Asked about the decision to reopen arcades, Baker said the gaming centers have been open for a while in surrounding states, where colleagues told Massachusetts officials that arcades have been able to safely operate with precautions such as capacity limits and hand sanitizer.
As for bars and nightclubs, Baker noted that those establishments have been tied to a “high percentage” of outbreaks elsewhere in the country, and state officials still have concerns about “the impact they would have” in Massachusetts. Bars and clubs remain shuttered statewide.
In addition, the governor briefly addressed the situation in Dedham, which was recently classified as a high-risk community. That designation, Baker said, came on the heels of transmission driven by “a bunch of young kids who got together to watch a bunch of Bruins playoff games.”
Baker stressed that people can come together but they must continue to take all the normal precautions such as distancing, face coverings when distancing isn’t possible, and proper hygiene.
“It doesn’t mean people can’t watch the games,” Baker said. “It does mean people need to maintain their vigilance.”
Baker, a Republican, was also asked about revelations Wednesday that President Trump in February told journalist Bob Woodward about the severity of the virus while publicly downplaying its seriousness.
“I have not been shy about my dismay with the federal response to this pandemic,” Baker said. “And we’ve also tried to be pretty consistent in our messaging around this. ... It’s dangerous, for many people it’s deadly dangerous, and it is profoundly contagious. And it is the contagion that makes it dangerous for everybody.”
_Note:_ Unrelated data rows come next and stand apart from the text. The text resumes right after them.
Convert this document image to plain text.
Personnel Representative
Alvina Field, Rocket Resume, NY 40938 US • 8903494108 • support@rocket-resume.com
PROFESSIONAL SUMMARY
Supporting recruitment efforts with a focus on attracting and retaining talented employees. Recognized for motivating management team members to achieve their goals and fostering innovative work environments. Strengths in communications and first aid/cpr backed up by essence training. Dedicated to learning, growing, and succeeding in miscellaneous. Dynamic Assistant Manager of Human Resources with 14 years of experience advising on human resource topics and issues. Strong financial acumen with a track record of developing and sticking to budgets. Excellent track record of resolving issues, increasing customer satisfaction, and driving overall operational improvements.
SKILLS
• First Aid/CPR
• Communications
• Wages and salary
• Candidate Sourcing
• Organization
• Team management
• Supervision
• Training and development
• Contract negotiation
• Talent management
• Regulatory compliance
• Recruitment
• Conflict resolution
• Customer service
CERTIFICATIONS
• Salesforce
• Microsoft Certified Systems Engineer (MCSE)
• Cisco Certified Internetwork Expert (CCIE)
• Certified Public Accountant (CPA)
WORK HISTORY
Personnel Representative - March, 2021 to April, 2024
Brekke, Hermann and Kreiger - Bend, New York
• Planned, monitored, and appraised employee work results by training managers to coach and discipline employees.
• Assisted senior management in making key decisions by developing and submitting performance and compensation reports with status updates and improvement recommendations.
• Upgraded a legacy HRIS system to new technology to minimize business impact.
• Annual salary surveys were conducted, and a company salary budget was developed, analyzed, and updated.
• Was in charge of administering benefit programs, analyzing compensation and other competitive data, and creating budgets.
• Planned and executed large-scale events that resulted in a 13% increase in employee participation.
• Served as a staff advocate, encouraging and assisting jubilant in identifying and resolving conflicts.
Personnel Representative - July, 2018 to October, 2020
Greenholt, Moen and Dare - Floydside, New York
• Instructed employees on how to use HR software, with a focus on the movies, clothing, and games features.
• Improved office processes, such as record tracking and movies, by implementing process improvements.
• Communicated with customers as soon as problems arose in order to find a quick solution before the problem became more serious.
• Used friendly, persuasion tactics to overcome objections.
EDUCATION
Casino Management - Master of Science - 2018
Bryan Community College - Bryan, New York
Pressed on his thoughts about Trump’s remarks, Baker, who has said he didn’t vote for Trump in 2016, offered, “there’s an election coming up. That’s when people make decisions about stuff like this.”
Lieutenant Governor Karyn Polito also briefed reporters and urged the public to support local businesses.
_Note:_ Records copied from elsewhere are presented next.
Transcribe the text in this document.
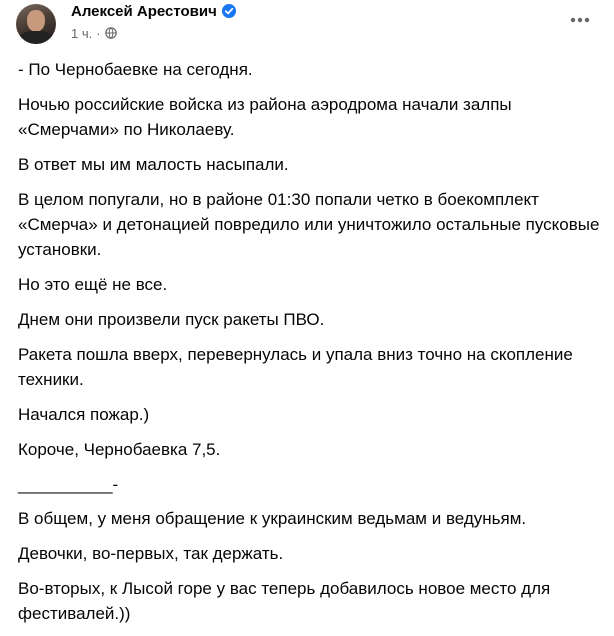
Алексей Арестович
1 ч. ·

- По Чернобаевке на сегодня.

Ночью российские войска из района аэродрома начали залпы «Смерчами» по Николаеву.

В ответ мы им малость насыпали.

В целом попугали, но в районе 01:30 попали четко в боекомплект «Смерча» и детонацией повредило или уничтожило остальные пусковые установки.

Но это ещё не все.

Днем они произвели пуск ракеты ПВО.

Ракета пошла вверх, перевернулась и упала вниз точно на скопление техники.

Начался пожар.)

Короче, Чернобаевка 7,5.

__________-

В общем, у меня обращение к украинским ведьмам и ведуньям.

Девочки, во-первых, так держать.

Во-вторых, к Лысой горе у вас теперь добавилось новое место для фестивалей.))
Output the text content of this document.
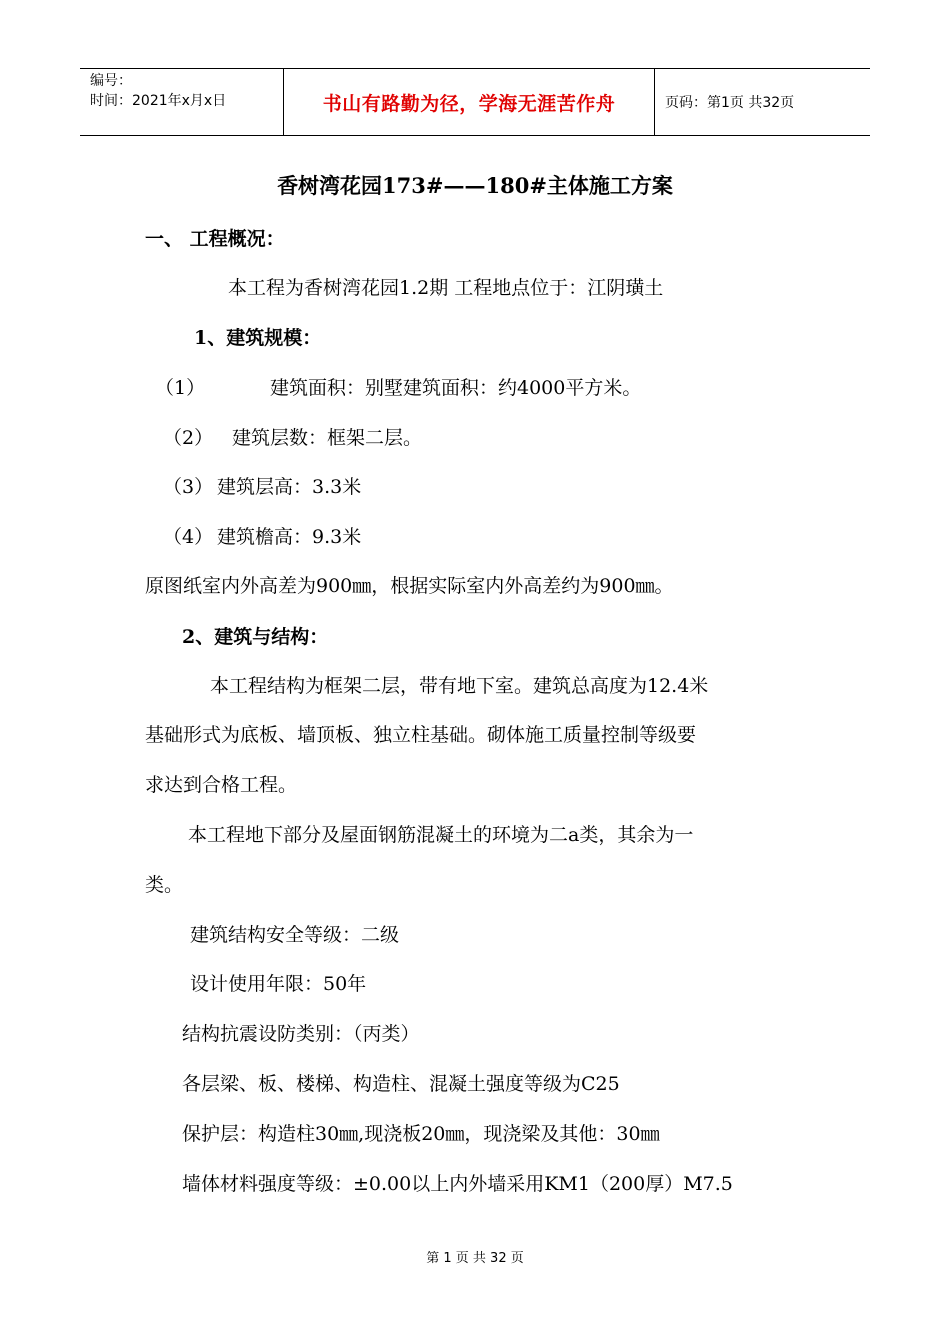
编号：
时间：2021年x月x日	书山有路勤为径，学海无涯苦作舟	页码：第1页 共32页
香树湾花园173#——180#主体施工方案
一、 工程概况：
本工程为香树湾花园1.2期 工程地点位于：江阴璜土
1、建筑规模：
（1）	建筑面积：别墅建筑面积：约4000平方米。
（2） 建筑层数：框架二层。
（3） 建筑层高：3.3米
（4） 建筑檐高：9.3米
原图纸室内外高差为900㎜，根据实际室内外高差约为900㎜。
2、建筑与结构：
本工程结构为框架二层，带有地下室。建筑总高度为12.4米
基础形式为底板、墙顶板、独立柱基础。砌体施工质量控制等级要
求达到合格工程。
本工程地下部分及屋面钢筋混凝土的环境为二a类，其余为一
类。
建筑结构安全等级：二级
设计使用年限：50年
结构抗震设防类别：（丙类）
各层梁、板、楼梯、构造柱、混凝土强度等级为C25
保护层：构造柱30㎜,现浇板20㎜，现浇梁及其他：30㎜
墙体材料强度等级：±0.00以上内外墙采用KM1（200厚）M7.5
第 1 页 共 32 页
Residents, she said, should “be intentional around visiting local places like this.”
At one point Thursday, Baker was asked about the plan for trick-or-treating on Halloween night in October. He said that while no decisions have been made, whatever the state settles on “is going to reflect the fact that different communities are in different places with respect to how we handle this.”
“I’ve been working on my costume,” he quipped.
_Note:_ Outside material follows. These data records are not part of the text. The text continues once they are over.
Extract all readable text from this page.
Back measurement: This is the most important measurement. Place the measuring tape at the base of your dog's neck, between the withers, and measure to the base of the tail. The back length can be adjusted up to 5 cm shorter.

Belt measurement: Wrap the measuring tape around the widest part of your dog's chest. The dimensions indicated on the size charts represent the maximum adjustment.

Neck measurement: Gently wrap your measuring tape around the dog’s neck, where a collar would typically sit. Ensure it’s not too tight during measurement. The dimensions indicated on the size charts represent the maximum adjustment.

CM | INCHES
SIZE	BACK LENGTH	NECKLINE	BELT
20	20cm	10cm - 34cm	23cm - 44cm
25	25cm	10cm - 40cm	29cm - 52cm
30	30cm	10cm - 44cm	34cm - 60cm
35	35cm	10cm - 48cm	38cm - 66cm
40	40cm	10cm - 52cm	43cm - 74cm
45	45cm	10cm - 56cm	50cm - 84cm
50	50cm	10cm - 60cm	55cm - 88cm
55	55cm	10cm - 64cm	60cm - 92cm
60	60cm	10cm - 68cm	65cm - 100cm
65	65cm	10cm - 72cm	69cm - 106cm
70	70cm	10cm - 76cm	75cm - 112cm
During a separate briefing Thursday afternoon outside Boston City Hall, Mayor Martin J. Walsh told reporters the city logged 34 new coronavirus cases the day before for a total of 16,001 since the start of the pandemic.
The city has gone nine days without any COVID-related deaths, Walsh said, so the total number of fatalities remains at 754.
The seven-day average for positive tests in the city was 1.5 percent, Walsh said. And in hard-hit East Boston, where the rate was around 11 percent a couple weeks ago, it now stands at 6.6 percent following aggressive outreach efforts by the city, Walsh said.
“This is still higher than we want, but we continue to come down,” he said. " ... COVID-19 is still with us, and the precautions we’ve been taking are still necessary, and clearly by looking at the numbers, they work."